Bentuk Dukungan Politik dalam RUU Energi Baru dan Terbarukan
Terbaru

Bentuk Dukungan Politik dalam RUU Energi Baru dan Terbarukan

DPR mendukung selama EBT aman dan murah untuk masyarakat.

Willa Wahyuni
Bacaan 3 Menit
Anggota Komisi VII DPR,  Mulyanto. Foto: WIL
Anggota Komisi VII DPR, Mulyanto. Foto: WIL

Pembahasan Rancangan Undang-Undang Energi Baru dan Terbarukan (RUU EBT) hingga saat ini masih terus bergulir. Anggota Komisi VII DPR,  Mulyanto, menyatakan dukungan DPR secara penuh untuk keadilan listrik dan energi terbarukan.

“Dukungan dari DPR sangat nyata sejauh ini dan mendukung bagaimana keadilan listrik dapat diperoleh,” ujar Mulyanto dalam webinar energi terbarukan pada Rabu (23/11).

RUU EBT merupakan RUU inisiatif dari DPR, khususnya Komisi VII dan telah disetujui sebagai dalam sidang paripurna DPR pada 14 Juni 2022 yang lalu.

Baca Juga:

Energi terbarukan yang termasuk nuklir ini, DPR mendukung selama aman dan murah untuk masyarakat.
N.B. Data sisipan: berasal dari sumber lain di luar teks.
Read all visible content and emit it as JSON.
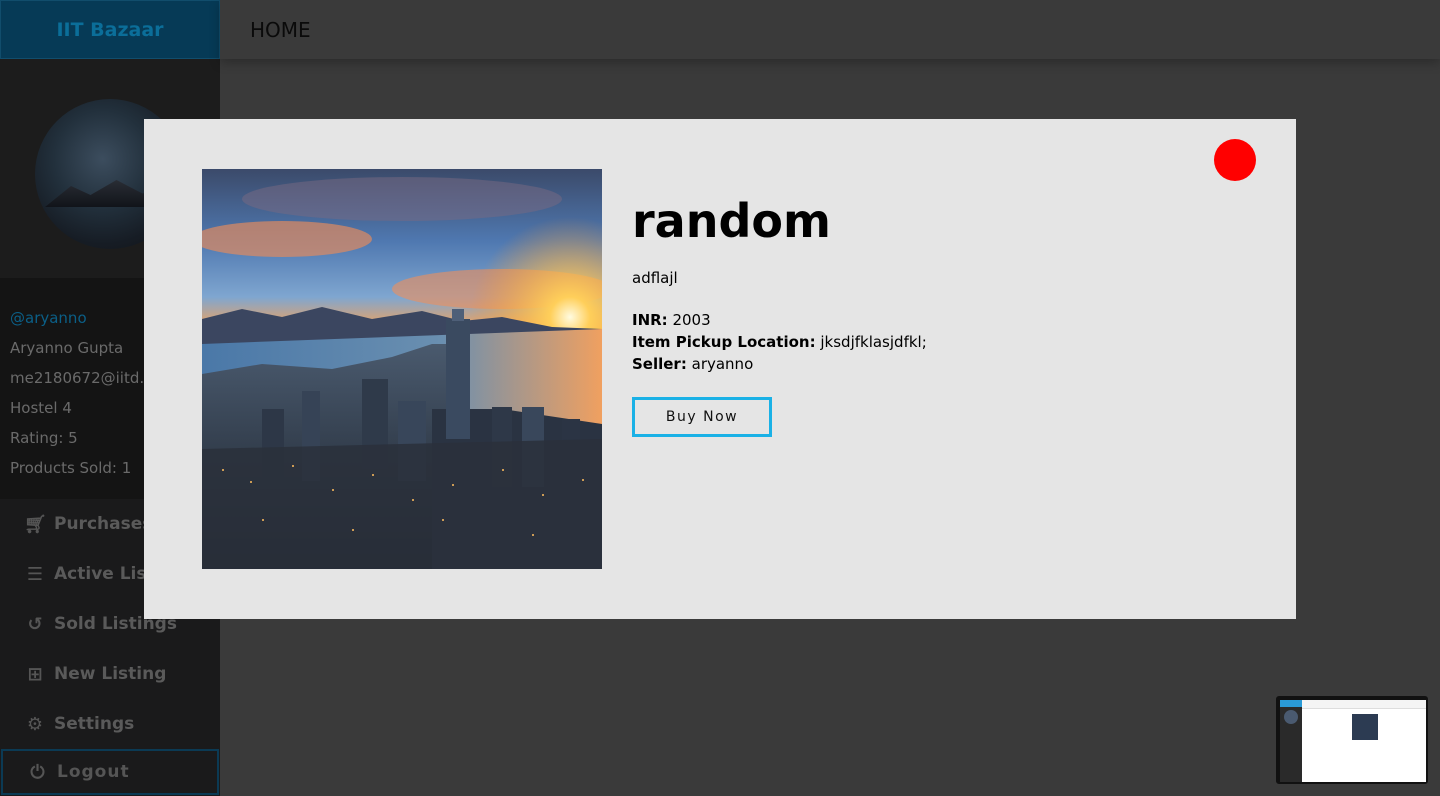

DPR mengajukan RUU ini untuk kita bahas dan kasih payung hukum agar energi baru dan terbarukan bisa kokoh secara regulasi,” lanjutnya.

RUU EBT memuat beberapa poin pokok, salah satunya adalah soal harga energi baru dan energi terbarukan. Hal ini  termuat dalam Pasal 54 RUU EBT dengan memperitmbangkan nilai keekonomian dan tingkat pengembalian yang wajar bagi badan usaha penyedia energi dan badan usaha milik swasta dan atau perusahaan listrik milik negara sebagai pembeli.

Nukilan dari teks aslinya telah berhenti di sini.